Laboratory for Multiscale Regenerative Technologies> Research

Fluorescent semiconductor nanocrystals or ‘quantum dots' show promise as alternatives to organic dyes for biological labeling. Qdots are generally composed of atoms from groups II–VI or III–V of the periodic table and are defined as particles with physical dimensions smaller than the exciton Bohr radius. This size leads to a quantum confinement effect, which endows nanocrystals with unique optical and electronic properties. Qdots have size-tunable emission (from the ultraviolet to the infrared), narrow spectral line widths, high luminescence, continuous absorption profiles, and stability against photobleaching. Furthermore, the large surface area-to-volume ratio of qdots makes them appealing for the design of more complex nanobiological systems. We have explored both in vivo (tumor targeting) and in vitro (live cell imaging) applications of these nanoparticles by investigating strategies for bioconjugation and cellular delivery. By coupling both homing peptides and nonfouling polymers to the qdot surface, we have demonstrated the ability to target qdots to tumor endothelium in vivo Akerman & Chan et al (2002), PNAS . The figure below schematically depicts the experiments performed in this paper. Furthermore, by coupling canonical localization sequences to the particles, we have shown that the cell will actively traffic these bioconjugates to subcellular organelles (nucleus, mitochondria) Derfus et al (2004). Adv. Mat. We are expanding this work to target multimodal nanodevices of varying size, composition, and functionality to enable detection, imaging, and drug delivery.

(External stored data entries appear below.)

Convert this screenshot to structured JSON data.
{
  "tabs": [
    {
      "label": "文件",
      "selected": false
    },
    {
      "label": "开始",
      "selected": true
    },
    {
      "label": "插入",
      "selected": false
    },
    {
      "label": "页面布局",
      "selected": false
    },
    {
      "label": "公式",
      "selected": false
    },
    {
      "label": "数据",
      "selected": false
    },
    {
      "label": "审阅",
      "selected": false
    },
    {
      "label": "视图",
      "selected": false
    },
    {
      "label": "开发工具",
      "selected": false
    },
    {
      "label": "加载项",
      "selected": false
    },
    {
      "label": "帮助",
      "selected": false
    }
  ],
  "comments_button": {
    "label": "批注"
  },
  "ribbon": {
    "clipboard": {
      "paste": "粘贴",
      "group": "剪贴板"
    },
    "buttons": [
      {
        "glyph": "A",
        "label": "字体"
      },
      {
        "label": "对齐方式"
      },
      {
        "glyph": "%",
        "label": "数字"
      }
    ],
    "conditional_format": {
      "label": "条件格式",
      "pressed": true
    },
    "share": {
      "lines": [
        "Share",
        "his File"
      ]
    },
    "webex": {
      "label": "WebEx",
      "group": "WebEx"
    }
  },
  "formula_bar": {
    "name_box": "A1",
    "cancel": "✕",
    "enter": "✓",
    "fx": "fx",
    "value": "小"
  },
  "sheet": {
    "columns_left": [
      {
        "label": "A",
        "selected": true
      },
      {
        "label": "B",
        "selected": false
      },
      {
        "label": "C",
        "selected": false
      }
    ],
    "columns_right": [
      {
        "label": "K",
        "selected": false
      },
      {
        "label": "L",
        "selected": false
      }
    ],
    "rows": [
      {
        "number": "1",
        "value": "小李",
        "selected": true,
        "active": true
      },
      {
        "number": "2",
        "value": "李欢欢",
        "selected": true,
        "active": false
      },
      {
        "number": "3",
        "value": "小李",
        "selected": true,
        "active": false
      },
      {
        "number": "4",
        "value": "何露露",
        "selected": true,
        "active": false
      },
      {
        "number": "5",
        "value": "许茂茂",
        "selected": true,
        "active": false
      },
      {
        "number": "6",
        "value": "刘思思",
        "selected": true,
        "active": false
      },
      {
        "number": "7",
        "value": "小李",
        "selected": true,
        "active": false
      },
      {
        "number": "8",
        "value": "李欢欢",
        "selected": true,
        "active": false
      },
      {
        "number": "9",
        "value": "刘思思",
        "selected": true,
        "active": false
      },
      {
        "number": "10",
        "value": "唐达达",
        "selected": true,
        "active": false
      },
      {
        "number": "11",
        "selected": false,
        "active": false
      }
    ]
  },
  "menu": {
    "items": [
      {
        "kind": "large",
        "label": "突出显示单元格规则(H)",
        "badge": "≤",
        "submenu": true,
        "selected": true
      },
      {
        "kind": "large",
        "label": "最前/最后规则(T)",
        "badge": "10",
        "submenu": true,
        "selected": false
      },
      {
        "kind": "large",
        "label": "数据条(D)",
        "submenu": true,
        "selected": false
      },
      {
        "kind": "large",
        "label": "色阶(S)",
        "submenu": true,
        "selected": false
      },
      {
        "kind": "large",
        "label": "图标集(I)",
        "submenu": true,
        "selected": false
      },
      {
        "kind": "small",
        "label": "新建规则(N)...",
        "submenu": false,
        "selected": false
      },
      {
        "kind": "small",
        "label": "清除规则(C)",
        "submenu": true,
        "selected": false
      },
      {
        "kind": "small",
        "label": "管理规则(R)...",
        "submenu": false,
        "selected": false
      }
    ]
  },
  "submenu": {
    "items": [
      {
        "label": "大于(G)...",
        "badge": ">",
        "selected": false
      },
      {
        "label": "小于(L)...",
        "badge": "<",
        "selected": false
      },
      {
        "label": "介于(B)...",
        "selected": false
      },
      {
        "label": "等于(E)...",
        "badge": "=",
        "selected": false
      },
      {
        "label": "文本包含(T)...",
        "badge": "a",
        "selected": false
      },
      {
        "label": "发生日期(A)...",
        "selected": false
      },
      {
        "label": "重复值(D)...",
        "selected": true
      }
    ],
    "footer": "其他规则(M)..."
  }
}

Schematic representation of qdot targeting. Intravenous delivery of
qdots into specific tissues of the mouse. (Upper) Design of peptide-coated
qdots. (Lower) Qdots were coated with either peptides only or with peptides
and PEG. PEG helps the qdots maintain solubility in aqueous solvents and
minimize nonspecific binding.
Akerman & Chan et al (2002), PNAS .

Subcellular localization of QDS. PEG-QDs were conjugated to localization sequence peptides, which permit active transport to the nucleus or mitochondria. Here, fluorescence and phase contrast micrographs of a HeLa cell 24 hr after co-injection of NLS-QDs with 70kDa rhodamine dextran control. Derfus et al (2004). Adv. Mat.